Sep 13 10:28:33.000 [notice] Since startup we initiated 0 and received 0 v1 connections; initiated 0 and received 0 v2 connections; initiated 0 and received 30652 v3 connections; initiated 0 and received 210990 v4 connections; initiated 221706 and received 841119 v5 connections.
Sep 13 10:28:33.000 [notice] Heartbeat: DoS mitigation since startup: 10 circuits killed with too many cells, 338341517 circuits rejected, 245 marked addresses, 0 marked addresses for max queue, 0 same address concurrent connections rejected, 0 connections rejected, 0 single hop clients refused, 0 INTRODUCE2 rejected.
Sep 13 10:32:57.000 [notice] No circuits are opened. Relaxed timeout for circuit 240233 (a Measuring circuit timeout 3-hop circuit in state doing handshakes with channel state open) to 60000ms. However, it appears the circuit has timed out anyway.
Sep 13 13:45:11.000 [notice] No circuits are opened. Relaxed timeout for circuit 242869 (a Measuring circuit timeout 3-hop circuit in state doing handshakes with channel state open) to 60000ms. However, it appears the circuit has timed out anyway. [1 similar message(s) suppressed in last 8520 seconds]
Sep 13 14:46:11.000 [notice] No circuits are opened. Relaxed timeout for circuit 243772 (a Measuring circuit timeout 3-hop circuit in state doing handshakes with channel state open) to 60000ms. However, it appears the circuit has timed out anyway. [2 similar message(s) suppressed in last 1440 seconds]
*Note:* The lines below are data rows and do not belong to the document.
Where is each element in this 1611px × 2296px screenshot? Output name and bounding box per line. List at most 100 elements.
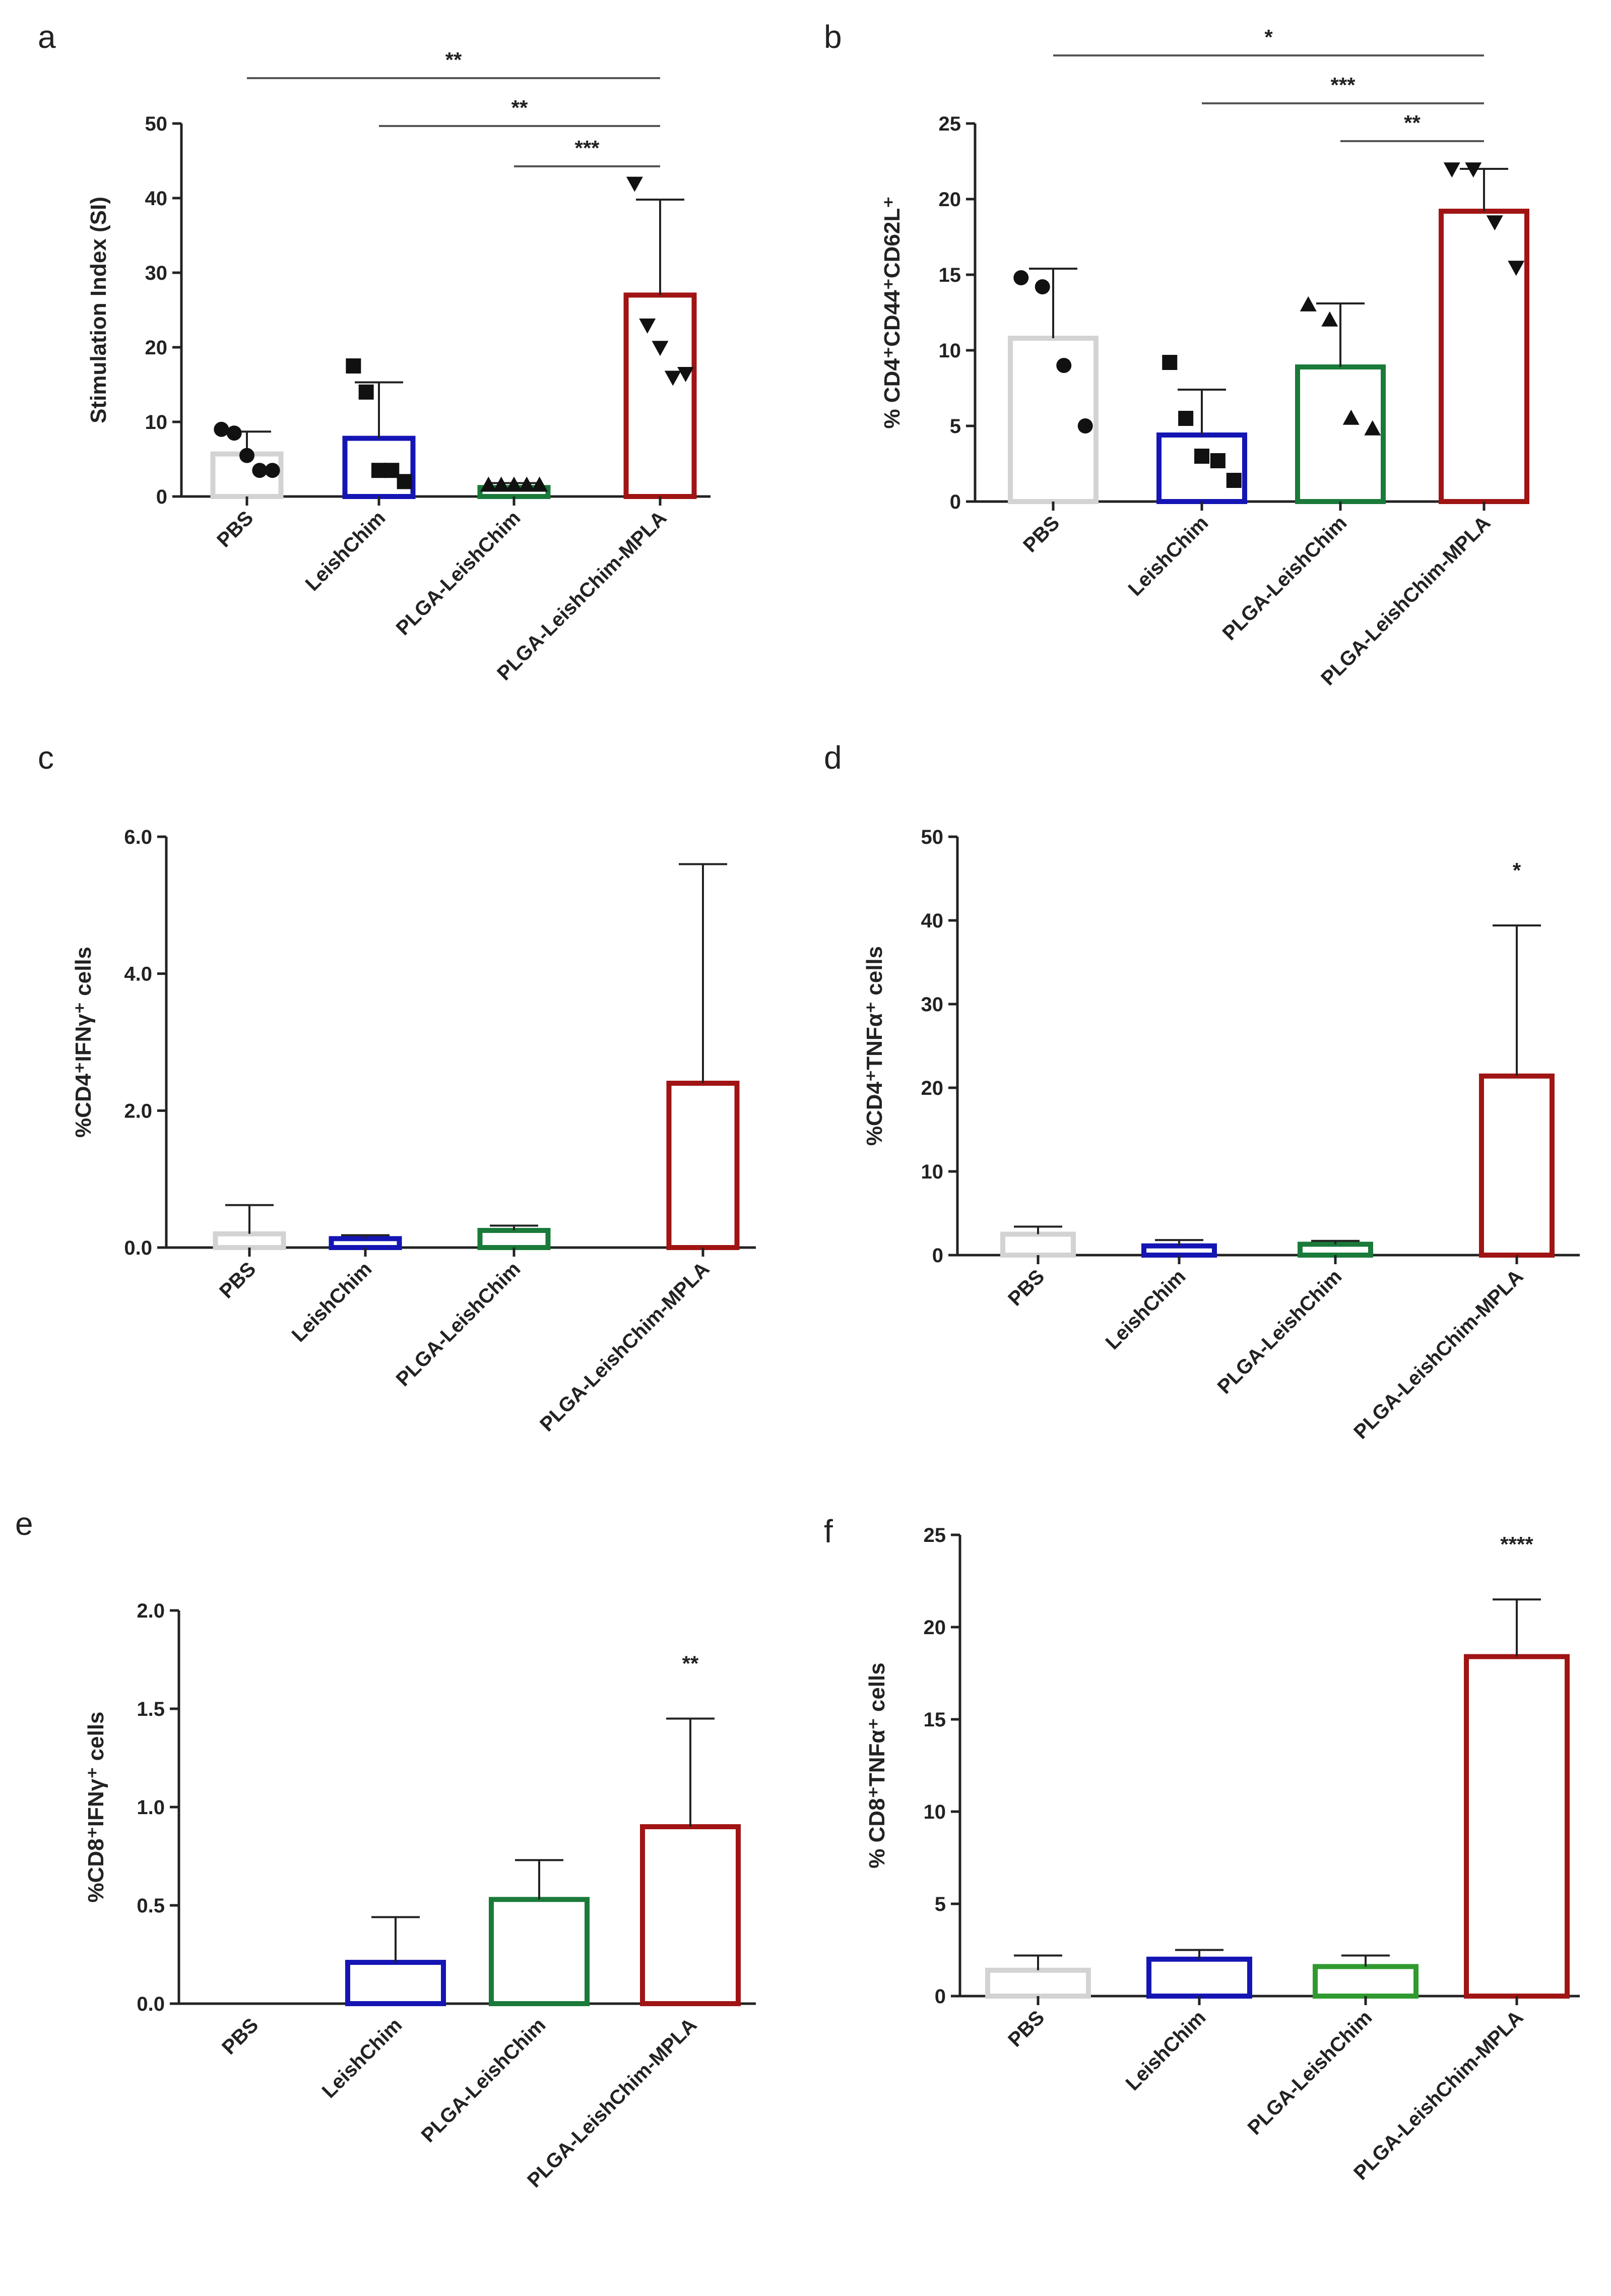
d-bar-PLGA-LeishChim-MPLA xyxy=(1479,1073,1555,1258)
b-significance-label: ** xyxy=(1404,111,1421,135)
chart-a: 0 10 20 30 40 50 Stimulation Index (SI) PBS Leis… xyxy=(86,48,711,685)
d-y-tick-label: 0 xyxy=(932,1245,943,1267)
b-data-point-PBS xyxy=(1077,418,1093,433)
a-data-point-PBS xyxy=(252,463,268,478)
f-bar-PLGA-LeishChim-MPLA xyxy=(1464,1654,1570,1999)
a-y-tick-label: 50 xyxy=(145,113,168,135)
a-significance-label: ** xyxy=(445,48,462,72)
panel-c: c 0.0 2.0 4.0 6.0 %CD4⁺IFNγ⁺ cells PBS LeishCh… xyxy=(38,739,756,1436)
c-y-tick-label: 0.0 xyxy=(124,1237,152,1259)
a-data-point-PLGA-LeishChim xyxy=(480,476,497,492)
a-data-point-PBS xyxy=(265,463,280,478)
f-category-label: PBS xyxy=(1004,2006,1049,2051)
a-data-point-LeishChim xyxy=(346,358,361,374)
d-category-label: LeishChim xyxy=(1102,1265,1190,1354)
b-y-axis-title: % CD4⁺CD44⁺CD62L⁺ xyxy=(880,197,905,429)
a-data-point-LeishChim xyxy=(397,474,412,489)
b-y-tick-label: 20 xyxy=(939,189,961,211)
b-category-label: LeishChim xyxy=(1124,512,1213,600)
e-category-label: LeishChim xyxy=(318,2014,407,2102)
b-data-point-PLGA-LeishChim-MPLA xyxy=(1486,215,1503,231)
c-bar-LeishChim xyxy=(329,1236,402,1250)
b-y-tick-label: 15 xyxy=(939,264,961,286)
b-y-tick-label: 10 xyxy=(939,340,961,362)
c-y-tick-label: 6.0 xyxy=(124,826,152,848)
b-y-tick-label: 25 xyxy=(939,113,961,135)
f-y-tick-label: 25 xyxy=(924,1524,946,1546)
d-y-tick-label: 50 xyxy=(921,826,944,848)
panel-a-letter: a xyxy=(38,19,56,55)
a-y-tick-label: 0 xyxy=(156,486,167,508)
a-y-axis-title: Stimulation Index (SI) xyxy=(86,197,111,423)
e-y-tick-label: 0.5 xyxy=(137,1895,165,1917)
a-category-label: PLGA-LeishChim-MPLA xyxy=(493,507,671,685)
f-category-label: PLGA-LeishChim xyxy=(1244,2006,1377,2139)
a-category-label: PBS xyxy=(213,507,257,551)
b-data-point-LeishChim xyxy=(1162,355,1178,370)
e-y-tick-label: 1.5 xyxy=(137,1698,165,1720)
a-data-point-PLGA-LeishChim xyxy=(518,476,535,492)
c-bar-PLGA-LeishChim-MPLA xyxy=(666,1081,740,1250)
e-y-tick-label: 2.0 xyxy=(137,1600,165,1622)
b-data-point-PLGA-LeishChim xyxy=(1321,311,1338,327)
panel-a: a 0 10 20 30 40 50 Stimulation Index (SI) PBS Le… xyxy=(38,19,711,685)
b-bar-PLGA-LeishChim-MPLA xyxy=(1439,209,1529,504)
a-data-point-PLGA-LeishChim-MPLA xyxy=(677,367,694,383)
panel-d: d 0 10 20 30 40 50 %CD4⁺TNFα⁺ cells PBS LeishChi… xyxy=(824,739,1580,1443)
d-bar-LeishChim xyxy=(1141,1243,1217,1258)
d-y-tick-label: 40 xyxy=(921,910,944,932)
c-bar-PLGA-LeishChim xyxy=(477,1228,551,1251)
b-significance-label: * xyxy=(1264,25,1273,49)
b-data-point-PLGA-LeishChim xyxy=(1342,409,1360,425)
a-data-point-PLGA-LeishChim xyxy=(531,476,548,492)
d-category-label: PBS xyxy=(1004,1265,1049,1310)
a-data-point-PLGA-LeishChim-MPLA xyxy=(626,176,643,192)
a-data-point-PLGA-LeishChim-MPLA xyxy=(652,341,669,356)
chart-e: 0.0 0.5 1.0 1.5 2.0 %CD8⁺IFNγ⁺ cells PBS LeishC… xyxy=(84,1600,756,2192)
b-category-label: PLGA-LeishChim-MPLA xyxy=(1317,512,1495,690)
d-bar-PBS xyxy=(1000,1231,1076,1258)
f-category-label: LeishChim xyxy=(1122,2006,1210,2095)
a-data-point-LeishChim xyxy=(371,463,386,478)
b-data-point-PLGA-LeishChim-MPLA xyxy=(1508,261,1525,276)
b-data-point-PBS xyxy=(1035,279,1050,294)
b-bar-LeishChim xyxy=(1156,432,1247,504)
a-data-point-LeishChim xyxy=(384,463,400,478)
chart-d: 0 10 20 30 40 50 %CD4⁺TNFα⁺ cells PBS LeishChim P… xyxy=(862,826,1580,1443)
f-significance-label: **** xyxy=(1500,1532,1533,1556)
d-category-label: PLGA-LeishChim xyxy=(1213,1265,1346,1398)
b-category-label: PBS xyxy=(1019,512,1064,556)
chart-c: 0.0 2.0 4.0 6.0 %CD4⁺IFNγ⁺ cells PBS LeishChim… xyxy=(71,826,756,1436)
a-y-tick-label: 40 xyxy=(145,188,168,210)
a-data-point-LeishChim xyxy=(358,384,374,400)
e-bar-LeishChim xyxy=(345,1960,446,2007)
e-significance-label: ** xyxy=(682,1652,699,1676)
panel-c-letter: c xyxy=(38,739,54,776)
chart-f: 0 5 10 15 20 25 % CD8⁺TNFα⁺ cells PBS LeishChim P… xyxy=(865,1524,1580,2184)
c-category-label: PLGA-LeishChim-MPLA xyxy=(536,1258,714,1436)
e-bar-PLGA-LeishChim xyxy=(489,1897,590,2007)
e-category-label: PBS xyxy=(218,2014,263,2059)
b-data-point-PLGA-LeishChim xyxy=(1300,296,1317,312)
c-category-label: LeishChim xyxy=(288,1258,376,1346)
e-category-label: PLGA-LeishChim xyxy=(417,2014,550,2147)
c-y-tick-label: 2.0 xyxy=(124,1100,152,1122)
c-bar-PBS xyxy=(213,1231,286,1250)
d-y-tick-label: 20 xyxy=(921,1077,944,1099)
b-data-point-PLGA-LeishChim-MPLA xyxy=(1465,162,1482,178)
panel-e-letter: e xyxy=(15,1506,33,1542)
panel-b-letter: b xyxy=(824,19,842,55)
b-data-point-LeishChim xyxy=(1226,473,1242,488)
a-y-tick-label: 30 xyxy=(145,262,168,284)
b-data-point-PLGA-LeishChim xyxy=(1364,420,1381,436)
b-y-tick-label: 5 xyxy=(950,415,961,438)
e-y-axis-title: %CD8⁺IFNγ⁺ cells xyxy=(84,1711,108,1902)
c-category-label: PBS xyxy=(215,1258,260,1302)
e-y-tick-label: 1.0 xyxy=(137,1796,165,1819)
d-significance-label: * xyxy=(1513,858,1521,882)
panel-f-letter: f xyxy=(824,1513,833,1549)
panel-b: b 0 5 10 15 20 25 % CD4⁺CD44⁺CD62L⁺ PBS LeishChi… xyxy=(824,19,1529,690)
f-bar-PLGA-LeishChim xyxy=(1313,1964,1419,1999)
a-y-tick-label: 10 xyxy=(145,411,168,433)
I think that most Tor relays nowadays are running under some firewalls of VPS/cloud providers. Our relays have a direct connection to a BGP backbone, and packets are unfiltered (except bogon filtering and the blocking of outgoing port 25, at the routers), and I suspect that this is making our relays prone to attacks.

1 Like

It’s a sign of DDoS.
Here are stats from my relay:

Sep 13 19:03:49.000 [notice] Heartbeat: Tor's uptime is 8 days 5:59 hours, with 12491 circuits open. I've sent 603.40 GB and received 592.40 GB. I've received 670658 connections on IPv4 and 3850 on IPv6. I've made 216944 connections with IPv4 and 0 with IPv6.
Sep 13 19:03:49.000 [notice] While not bootstrapping, fetched this many bytes: 166796211 (server descriptor fetch); 4620 (server descriptor upload); 9681151 (consensus network-status fetch); 3067043 (microdescriptor fetch)
Sep 13 19:03:49.000 [notice] Circuit handshake stats since last time: 12/12 TAP, 366333/366333 NTor.
Sep 13 19:03:49.000 [notice] Since startup we initiated 0 and received 0 v1 connections; initiated 0 and received 0 v2 connections; initiated 0 and received 20304 v3 connections; initiated 0 and received 366536 v4 connections; initiated 167388 and received 264040 v5 connections.
Sep 13 19:03:49.000 [notice] Heartbeat: DoS mitigation since startup: 4 circuits killed with too many cells, 112 circuits rejected, 1 marked addresses, 0 marked addresses for max queue, 0 same address concurrent connections rejected, 0 connections rejected, 0 single hop clients refused, 447076 INTRODUCE2 rejected.
1 Like

Recently the isolated segment of our network hosting two Tor relays, on average, is consuming 8 Mbps download and 4 Mbps upload, which is somewhat unhealthy for relays. I wonder, if bots trying to connect to port 443 assuming HTTPS, is using capacities of the relay menhera1 on port 443.